Objectif : se faire entendre de Nicole Belloubet, la ministre de la Justice.

"Rien n'a changé"


Les surveillants pénitentiaires mobilisés estiment que « rien n’a changé » ou presque depuis la mobilisation sociale de janvier 2018 et revendiquent la prise en compte des difficultés et de l’évolution du métier.

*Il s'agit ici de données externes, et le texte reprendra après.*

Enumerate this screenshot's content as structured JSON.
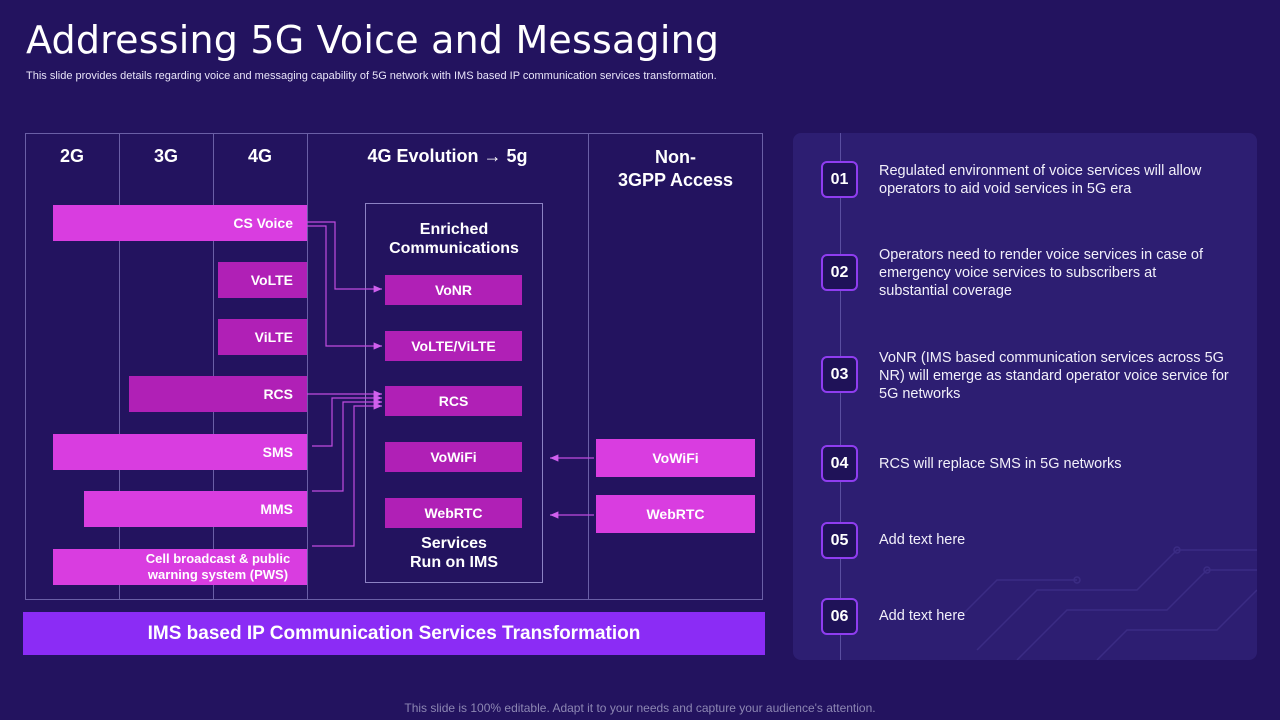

Ils réclament notamment une évolution statutaire (passage en catégorie B pour le corps d’encadrement et d’application, catégorie A pour le corps de commandement), une revalorisation salariale (augmentation à 30% de l'indemnité de sujétion sociale, augmentation de l’indemnité pour charge pénitentiaire à hauteur de 300 € bruts mensuels, incluse dans le calcul de la retraite) et un rendez-vous avec leur ministre.


Matériels supplémentaires


Les personnels mobilisés devant la prison de Borgo ont bloqué pendant quelques temps l'extraction d'un détenu et ont annoncé qu'ils resteraient mobilisés jusqu'en début d'après-midi. 

Au niveau local, les surveillants réclament également des matériels supplémentaires promis par la ministre au lendemain de l'agression de deux d'entre eux, il y a tout juste un an.